A crítica ao reality surgiu depois que a primeira prova de “As Patroas” colocou funcionários da casa para procurar moedas escondidas em diferentes pontos da mansão, incluindo vaso sanitário, lixeira de banheiro e lago artificial. O episódio gerou debate nas redes sobre exposição, relação entre patrões e empregados e possível constrangimento travestido de brincadeira.

No vídeo de resposta, porém, as funcionárias sustentam que a participação foi conversada e aceita por elas. “Nós não fomos obrigadas a fazer nada que a gente não queira. Então foi tudo conversado certinho, a gente aceitou fazer tudo do nosso… e nós estamos amando fazer isso, participar. Por favor, não atrapalha não. Não atrapalha nós, hein, por favor”, disseram outras participantes.

A funcionária principal ainda defendeu os prêmios oferecidos no programa. “A gente tá concorrendo prêmios maravilhosos, dinheiro, moto, a gente tá tudo feliz, tudo ansioso pra saber quem vai ganhar, e aqui não uma pessoa só vai ganhar, todo mundo vai sair ganhando”, afirmou.

Ela também acusou internautas de difamarem Viih Tube e Eliezer. “Vocês, em vez de ajudar a torcer, ajudar a gente, a classe, né, pobre, vocês estão querendo excluir o nosso reality, gente?
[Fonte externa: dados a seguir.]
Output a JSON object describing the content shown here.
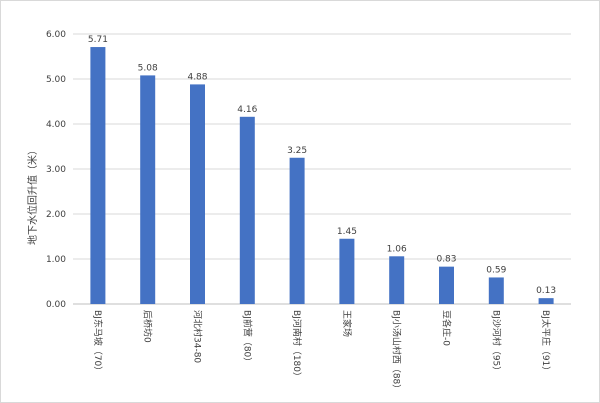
{
  "chart_data": {
    "type": "bar",
    "ylabel": "地下水位回升值（米）",
    "ylim": [
      0,
      6
    ],
    "yticks": [
      "0.00",
      "1.00",
      "2.00",
      "3.00",
      "4.00",
      "5.00",
      "6.00"
    ],
    "grid": true,
    "categories": [
      "BJ东马坡（70）",
      "后桥坊0",
      "河北村34-80",
      "BJ前营（80）",
      "BJ河南村（180）",
      "王家场",
      "BJ小汤山村西（88）",
      "豆各庄-0",
      "BJ沙河村（95）",
      "BJ太平庄（91）"
    ],
    "values": [
      5.71,
      5.08,
      4.88,
      4.16,
      3.25,
      1.45,
      1.06,
      0.83,
      0.59,
      0.13
    ],
    "data_labels": [
      "5.71",
      "5.08",
      "4.88",
      "4.16",
      "3.25",
      "1.45",
      "1.06",
      "0.83",
      "0.59",
      "0.13"
    ],
    "colors": {
      "bar": "#4472c4",
      "grid": "#d9d9d9",
      "text": "#404040"
    }
  }
}
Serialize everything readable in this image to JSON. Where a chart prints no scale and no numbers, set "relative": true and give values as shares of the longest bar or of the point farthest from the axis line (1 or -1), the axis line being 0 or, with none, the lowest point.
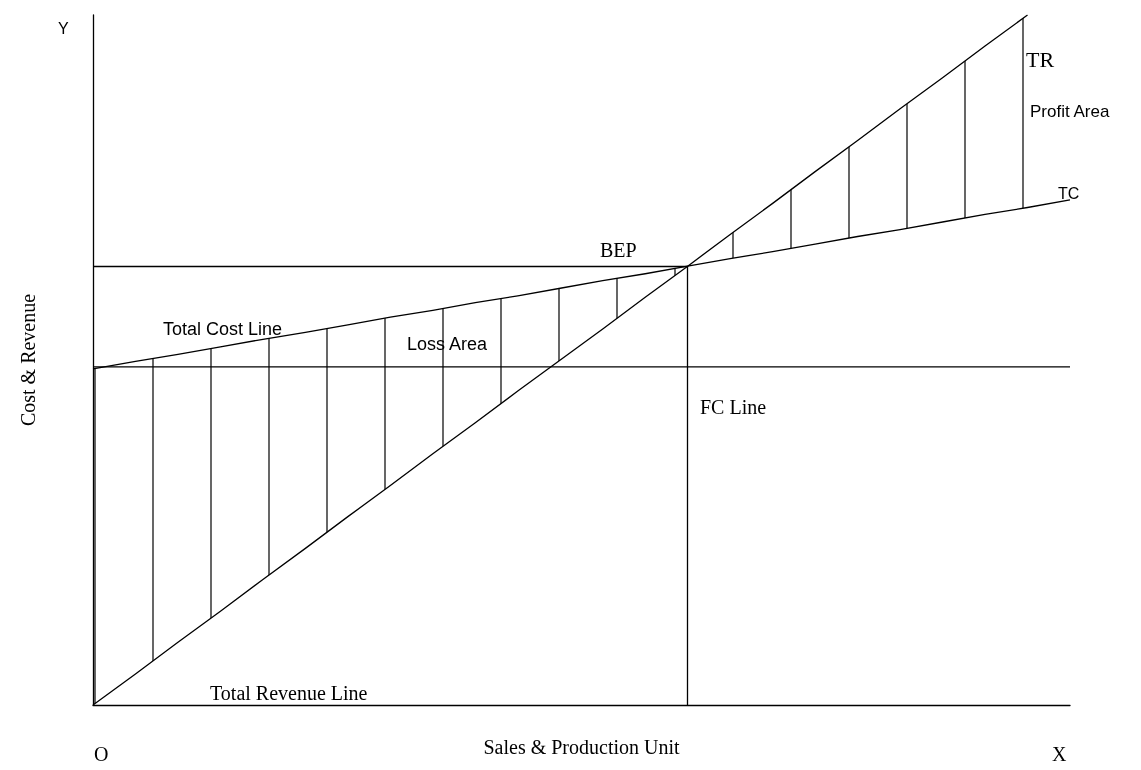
{
  "chart_data": {
    "type": "line",
    "relative": true,
    "xlabel": "Sales & Production Unit",
    "ylabel": "Cost & Revenue",
    "categories": [
      null,
      null,
      null,
      null,
      null,
      null,
      null,
      null,
      null,
      null,
      null,
      null,
      null,
      null,
      null,
      null,
      null,
      null,
      null,
      null,
      null,
      null,
      null,
      null
    ],
    "series": [
      {
        "name": "TR",
        "color": "#000000",
        "values": [
          0,
          0.045,
          0.091,
          0.136,
          0.182,
          0.227,
          0.273,
          0.318,
          0.364,
          0.409,
          0.455,
          0.5,
          0.545,
          0.591,
          0.636,
          0.682,
          0.727,
          0.773,
          0.818,
          0.864,
          0.909,
          0.955,
          1,
          null
        ],
        "lower": [
          0,
          0.045,
          0.091,
          0.136,
          0.182,
          0.227,
          0.273,
          0.318,
          0.364,
          0.409,
          0.455,
          0.5,
          0.545,
          0.591,
          0.636,
          0.647,
          0.657,
          0.668,
          0.679,
          0.689,
          0.7,
          0.711,
          0.721,
          null
        ],
        "upper": [
          0.487,
          0.498,
          0.508,
          0.519,
          0.53,
          0.54,
          0.551,
          0.562,
          0.572,
          0.583,
          0.593,
          0.604,
          0.615,
          0.625,
          0.636,
          0.682,
          0.727,
          0.773,
          0.818,
          0.864,
          0.909,
          0.955,
          1,
          null
        ]
      },
      {
        "name": "TC",
        "color": "#000000",
        "values": [
          0.487,
          0.498,
          0.508,
          0.519,
          0.53,
          0.54,
          0.551,
          0.562,
          0.572,
          0.583,
          0.593,
          0.604,
          0.615,
          0.625,
          0.636,
          0.647,
          0.657,
          0.668,
          0.679,
          0.689,
          0.7,
          0.711,
          0.721,
          0.732
        ]
      },
      {
        "name": "FC Line",
        "color": "#000000",
        "values": [
          0.49,
          0.49,
          0.49,
          0.49,
          0.49,
          0.49,
          0.49,
          0.49,
          0.49,
          0.49,
          0.49,
          0.49,
          0.49,
          0.49,
          0.49,
          0.49,
          0.49,
          0.49,
          0.49,
          0.49,
          0.49,
          0.49,
          0.49,
          0.49
        ]
      }
    ],
    "ref_lines": [
      {
        "axis": "y",
        "value": 0.636,
        "color": "#000000"
      }
    ],
    "marker": "none",
    "annotations": [
      "Y",
      "O",
      "X",
      "Total Cost Line",
      "Loss Area",
      "Profit Area",
      "Total Revenue Line",
      "BEP"
    ]
  }
}
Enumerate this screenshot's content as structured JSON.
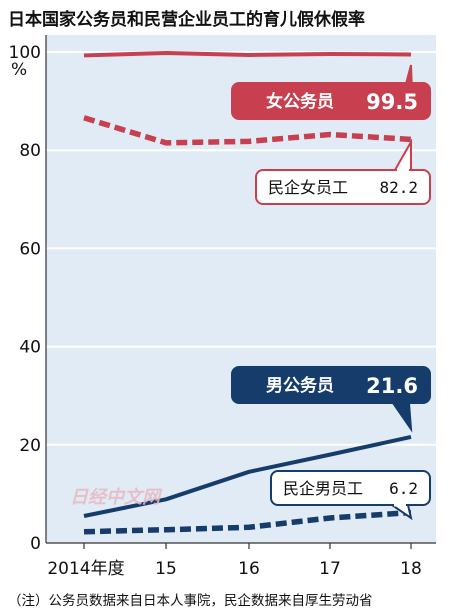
{
  "title": "日本国家公务员和民营企业员工的育儿假休假率",
  "note": "（注）公务员数据来自日本人事院，民企数据来自厚生劳动省",
  "watermark": "日经中文网",
  "colors": {
    "plot_bg": "#e0ebf5",
    "grid": "#ffffff",
    "red": "#c8404f",
    "navy": "#153c6b"
  },
  "chart_data": {
    "type": "line",
    "title": "日本国家公务员和民营企业员工的育儿假休假率",
    "ylabel": "%",
    "ylim": [
      0,
      100
    ],
    "yticks": [
      0,
      20,
      40,
      60,
      80,
      100
    ],
    "x": [
      "2014年度",
      "15",
      "16",
      "17",
      "18"
    ],
    "grid": true,
    "series": [
      {
        "name": "女公务员",
        "values": [
          99.3,
          99.8,
          99.4,
          99.6,
          99.5
        ],
        "color": "#c8404f",
        "style": "solid",
        "label": "99.5",
        "callout": "filled"
      },
      {
        "name": "民企女员工",
        "values": [
          86.6,
          81.5,
          81.8,
          83.2,
          82.2
        ],
        "color": "#c8404f",
        "style": "dashed",
        "label": "82.2",
        "callout": "outline"
      },
      {
        "name": "男公务员",
        "values": [
          5.5,
          8.9,
          14.5,
          18.0,
          21.6
        ],
        "color": "#153c6b",
        "style": "solid",
        "label": "21.6",
        "callout": "filled"
      },
      {
        "name": "民企男员工",
        "values": [
          2.3,
          2.7,
          3.2,
          5.1,
          6.2
        ],
        "color": "#153c6b",
        "style": "dashed",
        "label": "6.2",
        "callout": "outline"
      }
    ]
  }
}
Comentando, difamando nossos patrões maravilhosos que eles são, entendeu?”

O discurso subiu de tom quando a funcionária passou a cobrar atitudes concretas de quem critica o programa. “Você que tá criticando, você dá um panetone pro teu funcionário no Natal? Duvido que tu não dá! Duvido! Tu dá uma cesta básica pra uma pessoa que tá precisando? Vai procurar o que fazer”, disse.

A fala mais direta veio no fim, quando ela rejeitou a ideia de que as funcionárias precisariam de defesa externa. “E outra, ninguém aqui precisa de advogado não, tá? Se nós quiser advogado a gente tem. Ninguém tá pedindo advogado aqui não. Vai procurar o que fazer. Eu, hein!”

Olha, esse caso virou um nó. De um lado, tem funcionárias dizendo com todas as letras que estão felizes, que aceitaram participar, que querem concorrer aos prêmios e que a internet não foi chamada para defendê-las. Do outro, continua existindo uma discussão maior sobre poder, exposição e trabalho quando quem organiza a brincadeira também assina o salário.

Polêmica começou após prova com moedas escondidas em vaso sanitário, lixeira e lago artificial
Polêmica começou após prova com moedas escondidas em vaso sanitário, lixeira e lago artificial

Aqui, mantenho a sobrancelha levantada, porque duas coisas podem ser verdade ao mesmo tempo. Elas podem estar satisfeitas, animadas e querendo jogar. E a prova ainda pode ser questionável quando coloca empregado para procurar moeda em privada e lixeira enquanto os patrões monetizam o conteúdo.

“As Patroas” conseguiu o que todo reality quer: barraco, torcida, defesa emocionada, acusação de cancelamento e frase forte para circular. A diferença é que, aqui, o paredão não está na sala. Está entre o público, os patrões e as próprias funcionárias, cada um disputando quem tem o direito de dizer se aquilo é oportunidade ou humilhação.